The Meaning of Life continued

from Maurice Friedman, p.240, To Deny our Nothingness
Self-realization cannot be made the goal without vitiating its very meaning
as the attainment of authentic existence. Such an existence cannot be measured
in terms of the self alone but in terms of the the meaning that the self attains
through giving itself ... to other selves and beings.

If one means by self-realization no more than its realizing the empirical self
that one is, then one is already at one's goal. If one means on the other hand
a self one has not yet become but can become, then one must still discover
which of the many selves one can become is one's "REAL" self.

"Potentiality" is essentially neutral. Only the direction of "potentiality" makes
it good or bad. Values cannot be based on self-realization or the realization
of man's powers. On the contrary, we cannot define ourselves or our
potentialities apart from the direction we give them, apart from what we
become in relation to others.

n response to this critique by Friedman, let us ask: Do Fromm and Maslow give us any direction at all toward which the development of one's potentialities should be oriented? Man has such a vast number of potentials - do they tell us at all which ones to develop, which ones are the most important? 

Develop the powers of love and reason, says Fromm. Creativity, peak experiencing and B-love are emphasized by Maslow. These are very general aims which one would find hard to dispute, but they are a start. One would then have to consider Friedman's critique as being too harsh - neither Fromm nor Maslow are concerned only with the self in relationships to the self, but both are concerned too with the relationship of the self and the other - the ability to love.

Care, responsibility, knowledge and respect are all essential to loving another person says Fromm.

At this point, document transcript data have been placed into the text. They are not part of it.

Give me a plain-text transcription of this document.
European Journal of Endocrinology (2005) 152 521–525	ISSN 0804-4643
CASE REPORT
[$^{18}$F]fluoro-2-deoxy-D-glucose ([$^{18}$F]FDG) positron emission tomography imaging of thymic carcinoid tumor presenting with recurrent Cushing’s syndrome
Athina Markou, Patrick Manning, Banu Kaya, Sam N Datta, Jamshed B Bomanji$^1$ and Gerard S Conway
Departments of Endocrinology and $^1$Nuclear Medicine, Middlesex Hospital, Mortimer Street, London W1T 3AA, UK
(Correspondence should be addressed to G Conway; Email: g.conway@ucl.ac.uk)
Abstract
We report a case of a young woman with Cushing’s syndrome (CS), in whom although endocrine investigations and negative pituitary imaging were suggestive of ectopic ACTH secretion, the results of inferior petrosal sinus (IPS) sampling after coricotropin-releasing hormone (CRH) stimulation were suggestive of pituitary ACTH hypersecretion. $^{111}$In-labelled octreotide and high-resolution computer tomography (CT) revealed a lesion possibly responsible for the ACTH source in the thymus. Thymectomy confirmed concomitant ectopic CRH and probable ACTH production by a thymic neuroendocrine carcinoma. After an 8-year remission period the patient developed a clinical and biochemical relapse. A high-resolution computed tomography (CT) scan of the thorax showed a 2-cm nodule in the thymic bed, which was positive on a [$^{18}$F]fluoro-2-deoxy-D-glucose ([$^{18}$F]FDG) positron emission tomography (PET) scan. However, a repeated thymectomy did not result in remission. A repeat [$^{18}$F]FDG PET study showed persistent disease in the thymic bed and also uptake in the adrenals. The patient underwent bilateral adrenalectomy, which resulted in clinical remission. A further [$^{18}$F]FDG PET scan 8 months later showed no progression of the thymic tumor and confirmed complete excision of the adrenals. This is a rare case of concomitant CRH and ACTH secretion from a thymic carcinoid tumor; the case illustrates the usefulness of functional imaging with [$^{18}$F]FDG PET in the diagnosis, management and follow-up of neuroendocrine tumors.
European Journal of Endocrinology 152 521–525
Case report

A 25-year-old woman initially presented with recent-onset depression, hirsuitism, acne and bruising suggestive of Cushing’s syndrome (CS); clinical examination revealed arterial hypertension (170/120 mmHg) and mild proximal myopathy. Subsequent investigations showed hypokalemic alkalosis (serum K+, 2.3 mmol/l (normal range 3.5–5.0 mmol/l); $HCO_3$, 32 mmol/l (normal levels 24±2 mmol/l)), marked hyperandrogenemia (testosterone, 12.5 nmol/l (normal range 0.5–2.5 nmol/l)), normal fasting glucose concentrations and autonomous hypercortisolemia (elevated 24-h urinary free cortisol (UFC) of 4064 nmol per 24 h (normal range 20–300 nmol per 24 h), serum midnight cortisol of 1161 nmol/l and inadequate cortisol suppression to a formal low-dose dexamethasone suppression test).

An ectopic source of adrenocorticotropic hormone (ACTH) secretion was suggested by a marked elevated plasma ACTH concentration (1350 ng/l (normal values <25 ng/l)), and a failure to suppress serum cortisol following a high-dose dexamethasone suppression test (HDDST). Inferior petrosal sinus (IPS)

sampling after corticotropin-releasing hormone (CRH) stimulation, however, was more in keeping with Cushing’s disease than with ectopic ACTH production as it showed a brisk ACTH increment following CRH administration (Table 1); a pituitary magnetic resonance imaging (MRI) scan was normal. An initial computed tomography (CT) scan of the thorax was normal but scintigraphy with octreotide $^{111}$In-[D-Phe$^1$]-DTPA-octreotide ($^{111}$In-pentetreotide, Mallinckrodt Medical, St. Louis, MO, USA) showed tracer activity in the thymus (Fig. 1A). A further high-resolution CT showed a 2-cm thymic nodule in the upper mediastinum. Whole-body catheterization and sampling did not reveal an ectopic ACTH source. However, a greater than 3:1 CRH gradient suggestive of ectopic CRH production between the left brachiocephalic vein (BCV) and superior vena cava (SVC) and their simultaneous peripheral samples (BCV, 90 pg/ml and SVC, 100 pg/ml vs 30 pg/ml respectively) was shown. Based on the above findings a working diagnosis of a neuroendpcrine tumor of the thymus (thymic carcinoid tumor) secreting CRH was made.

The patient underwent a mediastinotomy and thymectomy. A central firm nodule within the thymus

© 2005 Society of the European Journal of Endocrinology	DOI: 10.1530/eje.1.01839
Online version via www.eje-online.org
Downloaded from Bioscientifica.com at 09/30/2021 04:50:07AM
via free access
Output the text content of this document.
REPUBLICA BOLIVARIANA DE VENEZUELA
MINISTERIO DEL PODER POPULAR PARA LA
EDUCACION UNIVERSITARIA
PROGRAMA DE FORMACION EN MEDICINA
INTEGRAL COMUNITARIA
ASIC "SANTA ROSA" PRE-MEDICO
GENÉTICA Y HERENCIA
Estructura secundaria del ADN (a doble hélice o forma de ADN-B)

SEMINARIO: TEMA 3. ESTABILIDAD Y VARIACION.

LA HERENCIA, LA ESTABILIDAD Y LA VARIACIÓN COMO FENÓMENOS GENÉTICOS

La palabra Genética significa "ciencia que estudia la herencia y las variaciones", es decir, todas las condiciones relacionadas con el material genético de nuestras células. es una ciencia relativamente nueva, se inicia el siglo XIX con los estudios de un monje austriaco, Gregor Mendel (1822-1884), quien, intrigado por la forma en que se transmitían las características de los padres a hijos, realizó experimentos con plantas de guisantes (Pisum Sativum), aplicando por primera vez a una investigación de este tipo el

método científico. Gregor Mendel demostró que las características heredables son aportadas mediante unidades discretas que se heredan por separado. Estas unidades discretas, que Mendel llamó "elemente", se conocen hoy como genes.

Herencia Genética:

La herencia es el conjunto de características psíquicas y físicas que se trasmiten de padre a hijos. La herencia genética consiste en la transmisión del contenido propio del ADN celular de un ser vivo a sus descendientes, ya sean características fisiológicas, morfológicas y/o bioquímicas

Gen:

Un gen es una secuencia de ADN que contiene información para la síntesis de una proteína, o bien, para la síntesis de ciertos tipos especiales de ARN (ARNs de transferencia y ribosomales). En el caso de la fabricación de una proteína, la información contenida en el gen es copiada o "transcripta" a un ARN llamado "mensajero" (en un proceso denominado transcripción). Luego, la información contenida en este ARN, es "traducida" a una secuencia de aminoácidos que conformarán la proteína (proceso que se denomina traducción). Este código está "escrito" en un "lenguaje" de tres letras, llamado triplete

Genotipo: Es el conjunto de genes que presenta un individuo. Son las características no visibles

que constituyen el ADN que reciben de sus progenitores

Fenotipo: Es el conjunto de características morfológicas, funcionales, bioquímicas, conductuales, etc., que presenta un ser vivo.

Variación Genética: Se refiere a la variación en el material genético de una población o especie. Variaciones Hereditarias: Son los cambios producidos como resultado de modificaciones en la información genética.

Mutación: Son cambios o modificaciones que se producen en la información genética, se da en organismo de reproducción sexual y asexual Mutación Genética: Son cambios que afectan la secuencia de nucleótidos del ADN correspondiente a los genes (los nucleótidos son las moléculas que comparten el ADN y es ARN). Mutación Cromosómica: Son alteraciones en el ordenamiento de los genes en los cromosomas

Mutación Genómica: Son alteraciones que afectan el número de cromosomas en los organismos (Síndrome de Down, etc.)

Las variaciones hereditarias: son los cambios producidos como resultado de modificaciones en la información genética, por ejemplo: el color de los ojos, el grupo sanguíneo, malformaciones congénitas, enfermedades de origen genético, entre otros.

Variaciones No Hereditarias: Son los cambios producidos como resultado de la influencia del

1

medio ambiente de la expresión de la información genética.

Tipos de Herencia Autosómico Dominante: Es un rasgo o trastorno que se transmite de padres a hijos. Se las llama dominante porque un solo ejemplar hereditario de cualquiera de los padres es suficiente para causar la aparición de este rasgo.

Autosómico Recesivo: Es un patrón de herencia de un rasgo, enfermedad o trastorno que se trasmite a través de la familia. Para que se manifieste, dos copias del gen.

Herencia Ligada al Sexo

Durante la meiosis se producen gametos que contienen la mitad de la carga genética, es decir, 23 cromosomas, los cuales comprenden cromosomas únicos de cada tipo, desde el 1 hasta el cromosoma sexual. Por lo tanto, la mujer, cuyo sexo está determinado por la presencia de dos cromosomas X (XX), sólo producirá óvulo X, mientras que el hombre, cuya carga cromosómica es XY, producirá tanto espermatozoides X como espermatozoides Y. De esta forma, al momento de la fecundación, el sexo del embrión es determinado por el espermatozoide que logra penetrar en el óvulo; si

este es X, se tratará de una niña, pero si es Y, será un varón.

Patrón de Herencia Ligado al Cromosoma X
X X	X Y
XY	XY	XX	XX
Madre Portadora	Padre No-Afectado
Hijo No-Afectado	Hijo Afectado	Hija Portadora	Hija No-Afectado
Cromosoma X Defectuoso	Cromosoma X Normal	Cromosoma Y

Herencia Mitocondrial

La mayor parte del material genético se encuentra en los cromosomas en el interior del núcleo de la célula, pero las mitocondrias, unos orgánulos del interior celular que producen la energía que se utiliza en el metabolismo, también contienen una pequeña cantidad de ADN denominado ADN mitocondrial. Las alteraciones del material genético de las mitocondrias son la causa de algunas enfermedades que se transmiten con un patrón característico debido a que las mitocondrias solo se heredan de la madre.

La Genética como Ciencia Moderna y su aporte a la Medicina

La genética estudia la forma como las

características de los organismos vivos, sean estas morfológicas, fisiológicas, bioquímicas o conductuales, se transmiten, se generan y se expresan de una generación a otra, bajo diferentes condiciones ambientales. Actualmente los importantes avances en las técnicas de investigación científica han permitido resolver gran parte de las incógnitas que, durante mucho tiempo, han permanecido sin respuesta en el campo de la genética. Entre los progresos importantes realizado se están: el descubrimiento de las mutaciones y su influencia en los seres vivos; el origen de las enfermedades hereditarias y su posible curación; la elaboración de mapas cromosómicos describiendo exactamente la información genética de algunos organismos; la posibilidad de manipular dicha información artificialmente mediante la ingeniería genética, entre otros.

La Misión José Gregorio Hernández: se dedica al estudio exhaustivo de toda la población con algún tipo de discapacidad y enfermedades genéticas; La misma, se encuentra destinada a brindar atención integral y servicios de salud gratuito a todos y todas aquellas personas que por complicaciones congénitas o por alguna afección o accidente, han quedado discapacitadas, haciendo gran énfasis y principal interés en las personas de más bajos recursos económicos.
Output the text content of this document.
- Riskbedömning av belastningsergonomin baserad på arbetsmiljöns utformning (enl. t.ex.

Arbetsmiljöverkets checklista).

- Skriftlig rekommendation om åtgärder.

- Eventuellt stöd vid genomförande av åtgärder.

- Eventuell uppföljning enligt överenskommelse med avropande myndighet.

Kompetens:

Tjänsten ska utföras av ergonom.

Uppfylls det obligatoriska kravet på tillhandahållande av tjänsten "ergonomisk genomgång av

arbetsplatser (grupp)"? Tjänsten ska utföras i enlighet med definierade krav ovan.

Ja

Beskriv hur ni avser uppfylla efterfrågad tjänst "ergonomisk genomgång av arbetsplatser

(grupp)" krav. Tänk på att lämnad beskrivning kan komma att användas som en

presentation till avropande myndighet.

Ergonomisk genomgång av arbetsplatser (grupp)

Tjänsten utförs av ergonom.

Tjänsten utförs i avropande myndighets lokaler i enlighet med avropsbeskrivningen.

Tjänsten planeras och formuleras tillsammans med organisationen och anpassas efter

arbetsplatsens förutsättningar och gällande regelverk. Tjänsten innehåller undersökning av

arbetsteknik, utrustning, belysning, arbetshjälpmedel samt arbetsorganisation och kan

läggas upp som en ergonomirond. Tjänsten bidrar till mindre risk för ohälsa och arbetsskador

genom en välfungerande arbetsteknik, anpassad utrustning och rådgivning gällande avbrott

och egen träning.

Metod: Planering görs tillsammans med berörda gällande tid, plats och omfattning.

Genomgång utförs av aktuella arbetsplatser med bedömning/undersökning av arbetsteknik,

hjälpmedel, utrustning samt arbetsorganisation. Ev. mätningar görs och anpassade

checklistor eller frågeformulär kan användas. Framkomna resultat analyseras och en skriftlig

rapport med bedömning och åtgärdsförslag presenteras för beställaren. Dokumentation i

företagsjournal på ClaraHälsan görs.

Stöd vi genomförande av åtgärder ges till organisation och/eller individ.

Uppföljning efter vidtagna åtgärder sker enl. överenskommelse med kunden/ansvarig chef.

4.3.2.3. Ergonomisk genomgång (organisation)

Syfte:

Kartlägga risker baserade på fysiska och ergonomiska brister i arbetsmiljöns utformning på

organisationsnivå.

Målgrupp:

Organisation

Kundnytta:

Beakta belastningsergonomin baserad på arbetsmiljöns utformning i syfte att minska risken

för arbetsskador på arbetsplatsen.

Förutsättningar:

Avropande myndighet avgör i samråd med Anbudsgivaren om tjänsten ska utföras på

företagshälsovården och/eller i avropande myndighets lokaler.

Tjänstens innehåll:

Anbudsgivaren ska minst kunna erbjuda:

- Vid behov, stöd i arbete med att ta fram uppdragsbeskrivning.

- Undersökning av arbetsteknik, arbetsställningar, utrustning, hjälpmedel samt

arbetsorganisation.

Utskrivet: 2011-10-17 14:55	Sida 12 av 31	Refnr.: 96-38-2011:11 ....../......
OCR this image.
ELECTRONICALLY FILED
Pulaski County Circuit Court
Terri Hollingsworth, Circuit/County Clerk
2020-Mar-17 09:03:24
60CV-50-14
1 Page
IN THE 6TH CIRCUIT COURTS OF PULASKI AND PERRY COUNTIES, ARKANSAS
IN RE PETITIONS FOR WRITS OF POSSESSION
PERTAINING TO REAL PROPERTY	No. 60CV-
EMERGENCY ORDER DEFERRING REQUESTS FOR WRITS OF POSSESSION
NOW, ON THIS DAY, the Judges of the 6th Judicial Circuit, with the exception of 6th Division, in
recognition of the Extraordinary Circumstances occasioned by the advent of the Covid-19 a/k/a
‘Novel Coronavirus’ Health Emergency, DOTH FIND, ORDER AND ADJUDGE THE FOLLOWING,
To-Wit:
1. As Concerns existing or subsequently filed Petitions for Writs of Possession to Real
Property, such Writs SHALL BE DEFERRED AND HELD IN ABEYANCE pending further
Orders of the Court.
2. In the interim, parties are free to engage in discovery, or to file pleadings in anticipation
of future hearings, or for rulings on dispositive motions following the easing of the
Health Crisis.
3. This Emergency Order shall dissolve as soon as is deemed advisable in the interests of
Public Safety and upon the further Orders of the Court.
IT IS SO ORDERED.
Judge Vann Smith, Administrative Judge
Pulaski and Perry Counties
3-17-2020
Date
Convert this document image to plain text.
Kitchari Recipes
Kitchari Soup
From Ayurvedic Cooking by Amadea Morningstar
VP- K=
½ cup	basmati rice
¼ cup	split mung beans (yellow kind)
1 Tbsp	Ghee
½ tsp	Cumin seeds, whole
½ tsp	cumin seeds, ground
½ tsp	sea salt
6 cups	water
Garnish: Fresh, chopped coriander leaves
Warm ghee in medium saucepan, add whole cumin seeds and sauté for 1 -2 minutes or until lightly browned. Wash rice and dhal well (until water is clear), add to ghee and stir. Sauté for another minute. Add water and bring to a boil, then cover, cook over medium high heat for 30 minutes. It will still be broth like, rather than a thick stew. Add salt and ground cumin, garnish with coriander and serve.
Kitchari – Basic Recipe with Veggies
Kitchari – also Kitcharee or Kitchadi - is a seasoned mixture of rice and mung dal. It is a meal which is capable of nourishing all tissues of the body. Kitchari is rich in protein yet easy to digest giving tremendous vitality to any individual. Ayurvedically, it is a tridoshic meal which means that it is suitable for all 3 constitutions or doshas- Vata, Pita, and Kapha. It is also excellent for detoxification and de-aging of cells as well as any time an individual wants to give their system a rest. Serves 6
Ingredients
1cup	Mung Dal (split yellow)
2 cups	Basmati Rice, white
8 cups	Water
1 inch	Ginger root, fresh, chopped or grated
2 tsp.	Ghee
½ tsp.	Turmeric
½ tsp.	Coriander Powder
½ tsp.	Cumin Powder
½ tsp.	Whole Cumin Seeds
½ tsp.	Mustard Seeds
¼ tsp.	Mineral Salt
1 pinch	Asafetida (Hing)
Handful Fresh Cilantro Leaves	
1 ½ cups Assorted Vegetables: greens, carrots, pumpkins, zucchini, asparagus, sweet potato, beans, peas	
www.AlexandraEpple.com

The focus of the self-actualized individuals, says Maslow, is not the self but the problem or person at hand. Love is not motivated by personal need, but is freely given.

Likewise, Krishnamurti, with his emphasis on self-observation, is not concerned with self-expansion, but with self-forgetfulness. He stresses preoccupation with the self only as a means to understanding oneself, which is in turn a means toward the greater end of transcending the self, responding to the world and other person's with awareness, receptiveness and love.

It is easy to see how Fromm, Maslow and Krishnamurti's emphasis upon the SELF can lead us to assume that for them the self is an end. But while analytical concern with the problem of the self is their starting point, man's involvement with the world is indeed their end (although unstated) concern..

Frankl expresses the relationship between self-actualization and self-transcendence more clearly than do any of the other meaning of life philosophers. In Man's Search for Meaning, he wrote:

"The true meaning of life is to be found in the world rather than within man or his own psyche, as though it were a closed system.... Human experience is essentially self-transcendence rather than self-actualization. Self-actualization is not a possible aim at all, for the simple reason that the more a man would strive for it, the more he would miss it.... In other words, self-actualization cannot be attained if it is made an end in itself, but only as a side effect of self-transcendence."  (p.175)

Synthesizing the approaches of all these thinkers in the light of Frankl's statement, we might regard self-actualization as achieved through self-transcendence, and indeed a by-product of self- transcendence. At the same time, the striving for self-actualization is a means to self-transcendence, for in order to transcend oneself one must first be preoccupied enough with self-actualization to determine one's values and integrate them into one's life.

Thus we have a process which repeats itself over and over - from self-concern to self-integration to self-transcendence, through a loving commitment in the world. The results for the individual are twofold: the experience of self-actualization, and the satisfaction of deeds well done.